The total number of prescriptions filled grew a modest 2.7% last year. Yet the rate of prescriptions submitted to a pharmacy but never picked up—known as abandonment—rose 24% in 2009 and is up 68% since 2006 among brand-name drugs, according to an analysis released today.
The down economy has led to more out-of-pocket expenditures and greater sensitivity to co-pays, especially for brand-name drugs, explained Dea Belazi, consulting practice leader, managed markets, for Wolters Kluwer Pharma Solutions. As they simultaneously gain more control over their healthcare, patients often are deciding to walk away, instead of fill, those new ‘scripts.
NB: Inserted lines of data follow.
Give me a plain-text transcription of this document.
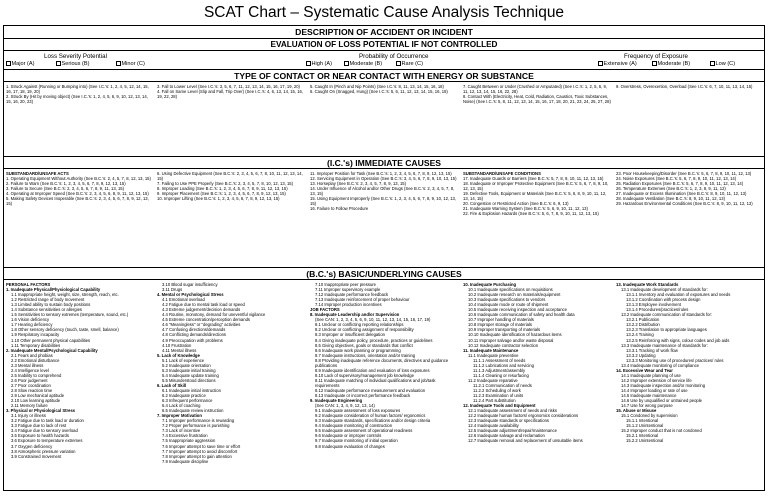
SCAT Chart – Systematic Cause Analysis Technique
DESCRIPTION OF ACCIDENT OR INCIDENT
EVALUATION OF LOSS POTENTIAL IF NOT CONTROLLED
Loss Severity Potential	Probability of Occurrence	Frequency of Exposure
Major (A)	Serious (B)	Minor (C)	High (A)	Moderate (B)	Rare (C)	Extensive (A)	Moderate (B)	Low (C)
TYPE OF CONTACT OR NEAR CONTACT WITH ENERGY OR SUBSTANCE
1. Struck Against (Running or Bumping into) (See I.C.'s: 1, 2, 4, 5, 12, 14, 15, 16, 17, 18, 19, 20)
2. Struck By (Hit by moving object) (See I.C.'s: 1, 2, 4, 5, 6, 9, 10, 12, 13, 14, 15, 16, 20, 23)
3. Fall to Lower Level (See I.C.'s: 3, 5, 6, 7, 11, 12, 13, 14, 15, 16, 17, 19, 20)
4. Fall on Same Level (Slip and Fall, Trip Over) (See I.C.'s: 4, 6, 13, 14, 15, 16, 19, 22, 28)
5. Caught In (Pinch and Nip Points) (See I.C.'s: 8, 11, 13, 14, 15, 16, 18)
6. Caught On (Snagged, Hung) (See I.C.'s: 5, 6, 11, 12, 13, 14, 15, 16, 18)
7. Caught Between or Under (Crushed or Amputated) (See I.C.'s: 1, 2, 5, 6, 9, 11, 12, 13, 14, 15, 16, 22, 28)
8. Contact With (Electricity, Heat, Cold, Radiation, Caustics, Toxic Substances, Noise) (See I.C.'s: 5, 8, 11, 12, 13, 14, 15, 16, 17, 18, 20, 21, 23, 24, 25, 27, 28)
9. Overstress, Overexertion, Overload (See I.C.'s: 6, 7, 10, 11, 13, 14, 15)
(I.C.'s) IMMEDIATE CAUSES

SUBSTANDARD/UNSAFE ACTS

1. Operating Equipment Without Authority (See B.C.'s: 2, 4, 5, 7, 8, 12, 13, 15)

2. Failure to Warn (See B.C.'s: 1, 2, 3, 4, 5, 6, 7, 8, 9, 12, 13, 15)

3. Failure to Secure (See B.C.'s: 2, 3, 4, 5, 6, 7, 8, 9, 11, 13, 15)

4. Operating at Improper Speed (See B.C.'s: 2, 3, 4, 5, 6, 8, 9, 11, 12, 13, 15)

5. Making Safety Devices Inoperable (See B.C.'s: 2, 3, 4, 5, 6, 7, 8, 9, 12, 13, 15)

6. Using Defective Equipment (See B.C.'s: 2, 3, 4, 5, 6, 7, 8, 10, 11, 12, 13, 14, 15)

7. Failing to Use PPE Properly (See B.C.'s: 2, 3, 4, 5, 7, 8, 10, 12, 13, 15)

8. Improper Loading (See B.C.'s: 1, 2, 3, 4, 5, 6, 7, 8, 9, 11, 12, 13, 15)

9. Improper Placement (See B.C.'s: 1, 2, 3, 4, 5, 6, 7, 8, 9, 12, 13, 15)

10. Improper Lifting (See B.C.'s: 1, 2, 3, 4, 5, 6, 7, 8, 9, 12, 13, 15)

11. Improper Position for Task (See B.C.'s: 1, 2, 3, 4, 5, 6, 7, 8, 9, 12, 13, 15)

12. Servicing Equipment in Operation (See B.C.'s: 3, 4, 5, 6, 7, 8, 9, 10, 13, 15)

13. Horseplay (See B.C.'s: 2, 3, 4, 5, 7, 8, 9, 13, 15)

14. Under Influence of Alcohol and/or Other Drugs (See B.C.'s: 2, 3, 4, 5, 7, 8, 13, 15)

15. Using Equipment Improperly (See B.C.'s: 1, 2, 3, 4, 5, 6, 7, 8, 9, 10, 12, 13, 15)

16. Failure to Follow Procedure

SUBSTANDARD/UNSAFE CONDITIONS

17. Inadequate Guards or Barriers (See B.C.'s: 5, 7, 8, 9, 10, 11, 12, 13, 15)

18. Inadequate or Improper Protective Equipment (See B.C.'s: 5, 6, 7, 8, 9, 10, 12, 13, 15)

19. Defective Tools, Equipment or Materials (See B.C.'s: 5, 6, 8, 9, 10, 11, 12, 13, 14, 15)

20. Congestion or Restricted Action (See B.C.'s: 6, 9, 13)

21. Inadequate Warning System (See B.C.'s: 5, 6, 9, 10, 11, 12, 13)

22. Fire & Explosion Hazards (See B.C.'s: 5, 6, 7, 8, 9, 10, 11, 12, 13, 15)

23. Poor Housekeeping/Disorder (See B.C.'s: 5, 6, 7, 8, 9, 10, 11, 12, 13)

24. Noise Exposures (See B.C.'s: 5, 6, 7, 8, 9, 10, 11, 12, 13, 14)

25. Radiation Exposures (See B.C.'s: 5, 6, 7, 8, 9, 10, 11, 12, 13, 14)

26. Temperature Extremes (See B.C.'s: 1, 2, 3, 8, 9, 11, 12)

27. Inadequate or Excess Illumination (See B.C.'s: 8, 9, 10, 11, 12, 13)

28. Inadequate Ventilation (See B.C.'s: 8, 9, 10, 11, 12, 13)

29. Hazardous Environmental Conditions (See B.C.'s: 8, 9, 10, 11, 12, 13)

(B.C.'s) BASIC/UNDERLYING CAUSES

PERSONAL FACTORS

1. Inadequate Physical/Physiological Capability

1.1 Inappropriate height, weight, size, strength, reach, etc.

1.2 Restricted range of body movement

1.3 Limited ability to sustain body positions

1.4 Substance sensitivities or allergies

1.5 Sensitivities to sensory extremes (temperature, sound, etc.)

1.6 Vision deficiency

1.7 Hearing deficiency

1.8 Other sensory deficiency (touch, taste, smell, balance)

1.9 Respiratory incapacity

1.10 Other permanent physical capabilities

1.11 Temporary disabilities

2. Inadequate Mental/Psychological Capability

2.1 Fears and phobias

2.2 Emotional disturbance

2.3 Mental illness

2.4 Intelligence level

2.5 Inability to comprehend

2.6 Poor judgement

2.7 Poor coordination

2.8 Slow reaction time

2.9 Low mechanical aptitude

2.10 Low learning aptitude

2.11 Memory failure

3. Physical or Physiological Stress

3.1 Injury or illness

3.2 Fatigue due to task load or duration

3.3 Fatigue due to lack of rest

3.4 Fatigue due to sensory overload

3.5 Exposure to health hazards

3.6 Exposure to temperature extremes

3.7 Oxygen deficiency

3.8 Atmospheric pressure variation

3.9 Constrained movement

3.10 Blood sugar insufficiency

3.11 Drugs

4. Mental or Psychological Stress

4.1 Emotional overload

4.2 Fatigue due to mental task load or speed

4.3 Extreme judgement/decision demands

4.4 Routine, monotony, demand for uneventful vigilance

4.5 Extreme concentration/perception demands

4.6 "Meaningless" or "degrading" activities

4.7 Confusing directions/demands

4.8 Conflicting demands/directions

4.9 Preoccupation with problems

4.10 Frustration

4.11 Mental illness

5. Lack of Knowledge

5.1 Lack of experience

5.2 Inadequate orientation

5.3 Inadequate initial training

5.4 Inadequate update training

5.5 Misunderstood directions

6. Lack of Skill

6.1 Inadequate initial instruction

6.2 Inadequate practice

6.3 Infrequent performance

6.4 Lack of coaching

6.5 Inadequate review instruction

7. Improper Motivation

7.1 Improper performance is rewarding

7.2 Proper performance is punishing

7.3 Lack of incentive

7.4 Excessive frustration

7.5 Inappropriate aggression

7.6 Improper attempt to save time or effort

7.7 Improper attempt to avoid discomfort

7.8 Improper attempt to gain attention

7.9 Inadequate discipline

7.10 Inappropriate peer pressure

7.11 Improper supervisory example

7.12 Inadequate performance feedback

7.13 Inadequate reinforcement of proper behaviour

7.14 Improper production incentives

JOB FACTORS

8. Inadequate Leadership and/or Supervision

(See CAN: 1, 2, 3, 4, 5, 6, 9, 10, 11, 12, 13, 14, 15, 16, 17, 19)

8.1 Unclear or conflicting reporting relationships

8.2 Unclear or conflicting assignment of responsibility

8.3 Improper or insufficient delegation

8.4 Giving inadequate policy, procedure, practices or guidelines

8.5 Giving objectives, goals or standards that conflict

8.6 Inadequate work planning or programming

8.7 Inadequate instructions, orientation and/or training

8.8 Providing inadequate reference documents, directives and guidance publications

8.9 Inadequate identification and evaluation of loss exposures

8.10 Lack of supervisory/management job knowledge

8.11 Inadequate matching of individual qualifications and job/task requirements

8.12 Inadequate performance measurement and evaluation

8.13 Inadequate or incorrect performance feedback

9. Inadequate Engineering

(See CAN: 1, 3, 4, 9, 12, 13, 14)

9.1 Inadequate assessment of loss exposures

9.2 Inadequate consideration of human factors/ ergonomics

9.3 Inadequate standards, specifications and/or design criteria

9.4 Inadequate monitoring of construction

9.5 Inadequate assessment of operational readiness

9.6 Inadequate or improper controls

9.7 Inadequate monitoring of initial operation

9.8 Inadequate evaluation of changes

10. Inadequate Purchasing

10.1 Inadequate specifications on requisitions

10.2 Inadequate research on materials/equipment

10.3 Inadequate specifications to vendors

10.4 Inadequate mode or route of shipment

10.5 Inadequate receiving inspection and acceptance

10.6 Inadequate communication of safety and health data

10.7 Improper handling of materials

10.8 Improper storage of materials

10.9 Improper transporting of materials

10.10 Inadequate identification of hazardous items

10.11 Improper salvage and/or waste disposal

10.12 Inadequate contractor selection

11. Inadequate Maintenance

11.1 Inadequate preventive

11.1.1 Assessment of needs

11.1.2 Lubrications and servicing

11.1.3 Adjustment/assembly

11.1.4 Cleaning or resurfacing

11.2 Inadequate reparative

11.2.1 Communication of needs

11.2.2 Scheduling of work

11.2.3 Examination of units

11.2.4 Part substitution

12. Inadequate Tools and Equipment

12.1 Inadequate assessment of needs and risks

12.2 Inadequate human factors/ ergonomics considerations

12.3 Inadequate standards or specifications

12.4 Inadequate availability

12.5 Inadequate adjustment/repair/maintenance

12.6 Inadequate salvage and reclamation

12.7 Inadequate removal and replacement of unsuitable items

13. Inadequate Work Standards

13.1 Inadequate development of standards for:

13.1.1 Inventory and evaluation of exposures and needs

13.1.2 Coordination with process design

13.1.3 Employee involvement

13.1.4 Procedures/practices/rules

13.2 Inadequate communication of standards for:

13.2.1 Publication

13.2.2 Distribution

13.2.3 Translation to appropriate languages

13.2.4 Training

13.2.5 Reinforcing with signs, colour codes and job aids

13.3 Inadequate maintenance of standards for:

13.3.1 Tracking of work flow

13.3.2 Updating

13.3.3 Monitoring use of procedures/ practices/ rules

13.4 Inadequate monitoring of compliance

14. Excessive Wear and Tear

14.1 Inadequate planning of use

14.2 Improper extension of service life

14.3 Inadequate inspection and/or monitoring

14.4 Improper loading or rate of use

14.5 Inadequate maintenance

14.6 Use by unqualified or untrained people

14.7 Use for wrong purpose

15. Abuse or Misuse

15.1 Condoned by supervision

15.1.1 Intentional

15.1.2 Unintentional

15.2 Improper conduct that is not condoned

15.2.1 Intentional

15.2.2 Unintentional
“What’s peculiar is that the rate of increase among patients walking away is almost unprecedented,” Belazi told MM&M. “Over the last two years, pharma has been trying to understand the abandonment situation,” particularly in which parts of the country patients tend to abandon more.
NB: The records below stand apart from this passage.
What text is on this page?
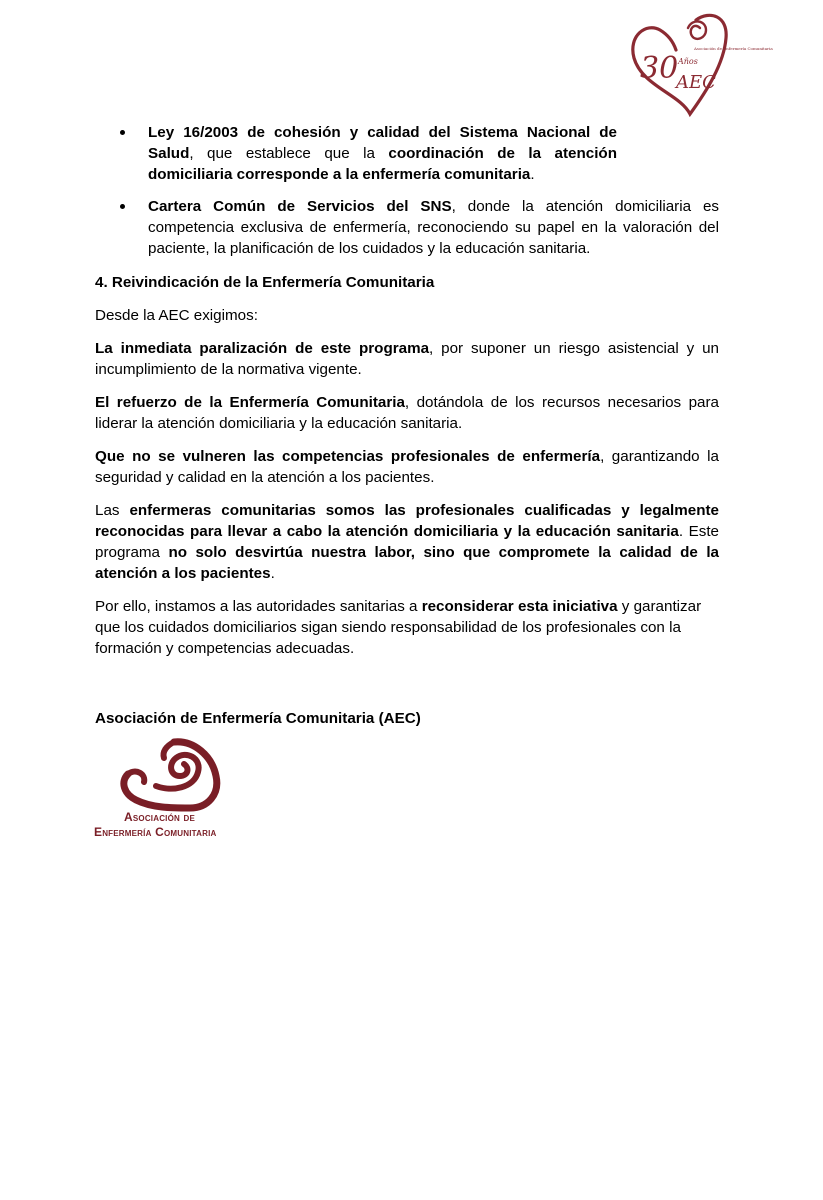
Asociación de Enfermería Comunitaria
30 Años
AEC
Ley 16/2003 de cohesión y calidad del Sistema Nacional de Salud, que establece que la coordinación de la atención domiciliaria corresponde a la enfermería comunitaria.
Cartera Común de Servicios del SNS, donde la atención domiciliaria es competencia exclusiva de enfermería, reconociendo su papel en la valoración del paciente, la planificación de los cuidados y la educación sanitaria.
4. Reivindicación de la Enfermería Comunitaria

Desde la AEC exigimos:

La inmediata paralización de este programa, por suponer un riesgo asistencial y un incumplimiento de la normativa vigente.

El refuerzo de la Enfermería Comunitaria, dotándola de los recursos necesarios para liderar la atención domiciliaria y la educación sanitaria.

Que no se vulneren las competencias profesionales de enfermería, garantizando la seguridad y calidad en la atención a los pacientes.

Las enfermeras comunitarias somos las profesionales cualificadas y legalmente reconocidas para llevar a cabo la atención domiciliaria y la educación sanitaria. Este programa no solo desvirtúa nuestra labor, sino que compromete la calidad de la atención a los pacientes.

Por ello, instamos a las autoridades sanitarias a reconsiderar esta iniciativa y garantizar que los cuidados domiciliarios sigan siendo responsabilidad de los profesionales con la formación y competencias adecuadas.

Asociación de Enfermería Comunitaria (AEC)
Asociación de
Enfermería Comunitaria
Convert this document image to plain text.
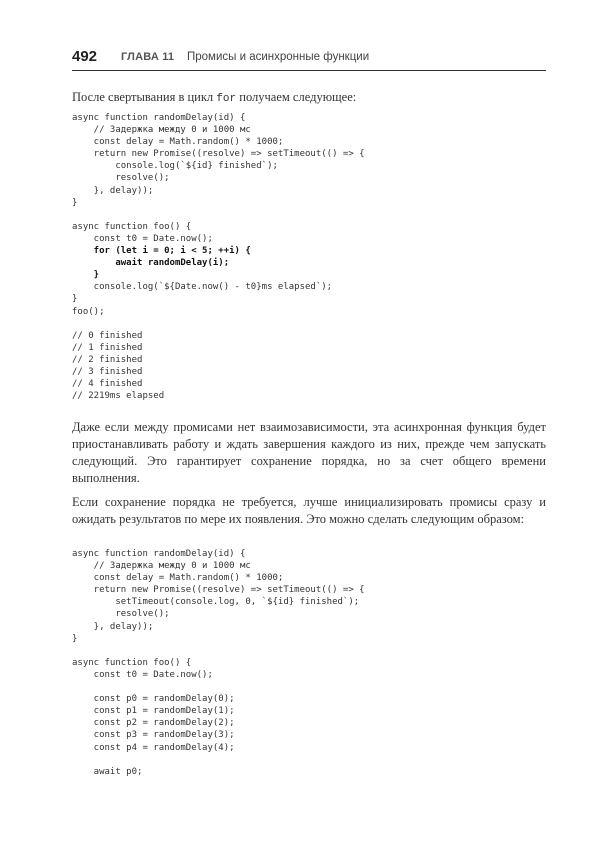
492 ГЛАВА 11 Промисы и асинхронные функции

После свертывания в цикл for получаем следующее:

async function randomDelay(id) {
// Задержка между 0 и 1000 мс
const delay = Math.random() * 1000;
return new Promise((resolve) => setTimeout(() => {
console.log(`${id} finished`);
resolve();
}, delay));
}
async function foo() {
const t0 = Date.now();
for (let i = 0; i < 5; ++i) {
await randomDelay(i);
}
console.log(`${Date.now() - t0}ms elapsed`);
}
foo();
// 0 finished
// 1 finished
// 2 finished
// 3 finished
// 4 finished
// 2219ms elapsed

Даже если между промисами нет взаимозависимости, эта асинхронная функция будет приостанавливать работу и ждать завершения каждого из них, прежде чем запускать следующий. Это гарантирует сохранение порядка, но за счет общего времени выполнения.

Если сохранение порядка не требуется, лучше инициализировать промисы сразу и ожидать результатов по мере их появления. Это можно сделать следующим образом:

async function randomDelay(id) {
// Задержка между 0 и 1000 мс
const delay = Math.random() * 1000;
return new Promise((resolve) => setTimeout(() => {
setTimeout(console.log, 0, `${id} finished`);
resolve();
}, delay));
}
async function foo() {
const t0 = Date.now();
const p0 = randomDelay(0);
const p1 = randomDelay(1);
const p2 = randomDelay(2);
const p3 = randomDelay(3);
const p4 = randomDelay(4);
await p0;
Among commercial health plan patients, the abandonment rate for new prescriptions at the pharmacy reached 6.3% in 2009, the Wolters Kluwer Pharma Insight report shows. The abandonment rate for new prescriptions of brand-name drugs alone was 8.6%, up 23% from 2008 and nearly 70% since 2006.
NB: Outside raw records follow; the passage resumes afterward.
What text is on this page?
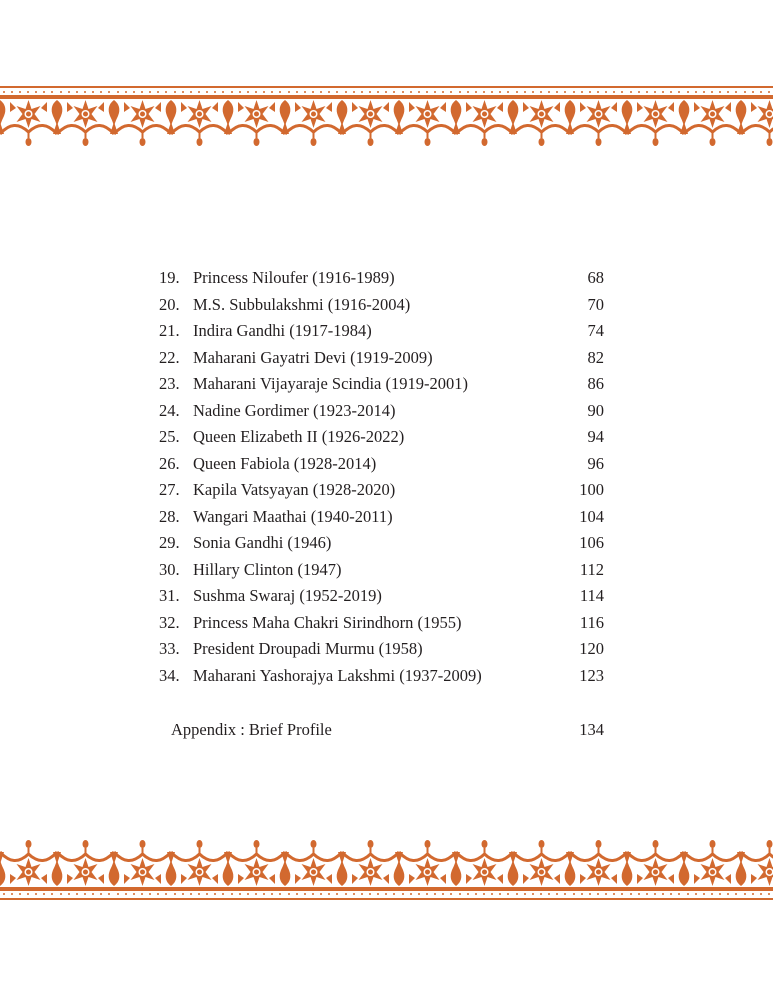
19. Princess Niloufer (1916-1989)	68
20. M.S. Subbulakshmi (1916-2004)	70
21. Indira Gandhi (1917-1984)	74
22. Maharani Gayatri Devi (1919-2009)	82
23. Maharani Vijayaraje Scindia (1919-2001)	86
24. Nadine Gordimer (1923-2014)	90
25. Queen Elizabeth II (1926-2022)	94
26. Queen Fabiola (1928-2014)	96
27. Kapila Vatsyayan (1928-2020)	100
28. Wangari Maathai (1940-2011)	104
29. Sonia Gandhi (1946)	106
30. Hillary Clinton (1947)	112
31. Sushma Swaraj (1952-2019)	114
32. Princess Maha Chakri Sirindhorn (1955)	116
33. President Droupadi Murmu (1958)	120
34. Maharani Yashorajya Lakshmi (1937-2009)	123
Appendix : Brief Profile	134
“The [abandonment] trend that we are seeing is just going up and up and up,” said Belazi. The last quarter of 2009 showed the highest such rate in recent history (9.3%), with generics going unfilled at the same rate brands were in 2007 (5.5%).
Rising co-pays are one reason, albeit a small one. Abandonment increased even as co-pays remained relatively steady. The average co-pay for brand-name drugs was just $5 more in 2009 than it was in 2006 ($31 vs. $26).
Moreover, patient walk-aways climbed even as low-priced alternatives continued to flood the market. Data show 2.6 billion prescriptions were filled for generics in 2009 and 1.3 billion for brand-name medications.
Belazi pointed to macroeconomic factors—the housing crisis, subsequent recession and lower household incomes—as the main culprits behind patients’ rising price sensitivity and soaring abandonment rates.
Health plan denials compounded the problem. Insurer denials for branded drugs were up just 1.4% from 2008. But taken together, patient abandonment and payer denials resulted in 14.4% of all new, commercial-plan prescriptions going unfilled in 2009, a 5.5% increase from 2008, according to the study.
Where can pharma go from here? Abandonment varies geographically. According to the study, it’s highest in Delaware, North Carolina and Florida, all of which were above 10%. The highest denial rates for new prescriptions of brand-name meds include California, Delaware and Florida.
“Pharma is trying to get a handle on abandonment and segment regional variations, then create tactics and strategies to address it, such as coupon or voucher programs,” Belazi said. “Where abandonment rates or costs are higher, companies are able to support patients, so hopefully that part of the compliance equation begins to be in their favor.”